Neurotechnologist Training Program
Q. What is Intraoperative Neuromonitoring?
Intraoperative Monitoring (IOM) is a niche medical field that ensures the safety of patients undergoing surgery where there is a risk of injury to the nervous system. Examples of such surgeries include spine, brain, vascular, ENT, and orthopedic surgery. The goal of IOM is to identify changes in the function of the nervous system during surgery and intervene with the surgical and anesthesia teams to correct these changes before they become permanent. IOM saves lives and prevents the devastating consequences of brain or spinal cord injury.
To achieve the goals of IOM, IOM technologists in the operating room set up and run electrophysiologic tests on patients and communicate findings to the surgical and anesthetic team along with a remote neurologist who is also on the IOM team. These tests include evoked potentials, EEG, EMG and other methods of stimulating and recording from the patient’s nervous system.
Q. Do You Want to Train to Become a Neurotechnologist?
The neurotechnologist (NT) plays a vital role in the operating room and works as a team with the surgeon and anesthesiologist. The NT has a high level of patient interaction from conducting a patient interview and consent to placing electrodes and setting the patient up for electrical testing during surgery. In the operating room, the NT establishes baseline functional data for the patient and watches for any deviation from that patient’s baseline function. If neurological function begins to decline, the neurotechnologist consults with a neurologist, who is part of the IOM team, and communicates the changes to the surgical team. The entire care team works to correct the cause of the changes in a timely manner thus preventing a permanent neurological deficit or even death.
If you thrive in a fast-paced challenging environment and have wanted to play an import role in the healthcare field you may want to consider a career in IOM. NMA offers salaried training positions, Fellow Neurotechnologist, in the field where you can become one of the best neurotechnologists in the field of IOM.
Q. What Does it Take to Become a Neurotechnologist?
To qualify for NMA’s training program you should hold a Bachelor’s, Master’s, or Doctoral degree from an accredited university, preferably in a biological or health sciences field. You should be confident, outgoing, intelligent, and hard working. Most importantly you should be dedicated to making a difference in the lives of others.
If selected to join the NMA training program you will undergo a one year training period that includes intensive didactic and practical training. The culmination of the training program is certification in intraoperative neurophysiologic monitoring, designated by the CNIM credential. View current openings for Fellow Neurotechnologists here.
Q. What Should You Expect During Training?
If you are chosen for our ABRET recognized IOM training program, you will begin the first phase of your training in what we like to call Boot Camp. Your first two weeks will be spent in our training facility in Salt Lake City, UT where you will learn about the various disciplines making up IOM including: anatomy, neurophysiology, surgery, pathology, anesthesia, and electronics and instrumentation. This foundation will be applied to your study of evoked potentials and other neurodiagnostic modalities that you will routinely use in the operating room. Following the two-week didactic training you will relocate to your training site for the next twelve weeks where you will be paired up with a clinical mentor. Your fellow neurotechnologist training site and mentor are chosen based on what our education team feels will be the best fit for you. This may or may not be your permanent home location.
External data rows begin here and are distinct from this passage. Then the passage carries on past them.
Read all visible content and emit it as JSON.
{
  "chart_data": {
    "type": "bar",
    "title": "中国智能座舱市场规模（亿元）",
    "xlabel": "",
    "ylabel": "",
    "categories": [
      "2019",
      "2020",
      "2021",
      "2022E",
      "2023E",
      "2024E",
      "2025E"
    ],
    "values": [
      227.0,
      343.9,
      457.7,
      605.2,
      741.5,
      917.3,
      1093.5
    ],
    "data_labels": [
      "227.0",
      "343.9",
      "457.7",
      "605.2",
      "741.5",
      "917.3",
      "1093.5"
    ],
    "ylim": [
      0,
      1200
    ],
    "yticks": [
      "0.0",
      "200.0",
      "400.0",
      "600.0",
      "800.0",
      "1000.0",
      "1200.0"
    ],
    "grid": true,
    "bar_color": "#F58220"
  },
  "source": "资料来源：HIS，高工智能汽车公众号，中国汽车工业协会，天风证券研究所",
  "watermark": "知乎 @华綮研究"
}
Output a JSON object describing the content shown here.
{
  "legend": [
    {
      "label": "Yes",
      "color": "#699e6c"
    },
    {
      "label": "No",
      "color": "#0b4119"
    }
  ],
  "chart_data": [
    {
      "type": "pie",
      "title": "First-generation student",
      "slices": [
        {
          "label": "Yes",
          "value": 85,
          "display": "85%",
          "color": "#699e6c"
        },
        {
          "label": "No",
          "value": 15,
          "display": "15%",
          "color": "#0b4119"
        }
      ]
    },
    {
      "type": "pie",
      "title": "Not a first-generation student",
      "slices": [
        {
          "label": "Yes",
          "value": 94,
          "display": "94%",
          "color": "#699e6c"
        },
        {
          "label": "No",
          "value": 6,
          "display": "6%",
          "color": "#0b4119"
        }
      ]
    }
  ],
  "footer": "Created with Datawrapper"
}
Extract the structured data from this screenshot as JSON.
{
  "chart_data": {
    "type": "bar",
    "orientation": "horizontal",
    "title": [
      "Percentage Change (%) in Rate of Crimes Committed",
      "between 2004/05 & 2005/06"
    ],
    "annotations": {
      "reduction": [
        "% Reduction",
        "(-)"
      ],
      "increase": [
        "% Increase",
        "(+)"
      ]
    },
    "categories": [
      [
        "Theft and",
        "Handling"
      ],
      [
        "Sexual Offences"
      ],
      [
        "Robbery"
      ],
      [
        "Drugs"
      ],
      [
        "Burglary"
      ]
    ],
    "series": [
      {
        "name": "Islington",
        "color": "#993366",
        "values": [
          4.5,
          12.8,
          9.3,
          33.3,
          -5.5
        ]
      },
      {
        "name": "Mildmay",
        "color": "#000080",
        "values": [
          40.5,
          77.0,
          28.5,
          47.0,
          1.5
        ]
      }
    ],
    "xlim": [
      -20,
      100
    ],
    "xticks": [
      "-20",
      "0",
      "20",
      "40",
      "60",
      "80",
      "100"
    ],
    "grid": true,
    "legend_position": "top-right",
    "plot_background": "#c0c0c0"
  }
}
During this twelve-week period you will work one on one with your clinical mentor in the operating room while continuing your didactic training through synchronous and asynchronous online education. Completion of the fourteen-week didactic and OR boot camp will be based on a rigorous competency assessment. Successful completion of the first phase of training leads to your independent monitoring of basic and intermediate spine surgery. At this point you will relocate to your permanent location if you are not already there.
The second phase of training will continue with the development of your clinical skills based on the needs of your local market. Additional online education will be centered around advanced concepts and modalities in IOM preparing you to enter into the third phase of training, CNIM preparation.
At approximately the nine month mark you will have enough cases to begin preparing to sit for the CNIM exam. You will then enroll in NMA’s CNIM training course which consists of a six week online guided study followed by an in person weekend CNIM review class in a remote location. Once you have passed your CNIM exam you will be promoted from a training fellow to a neurotechnologist and be on your way to a bright and rewarding career with NMA in the field of intraoperative monitoring.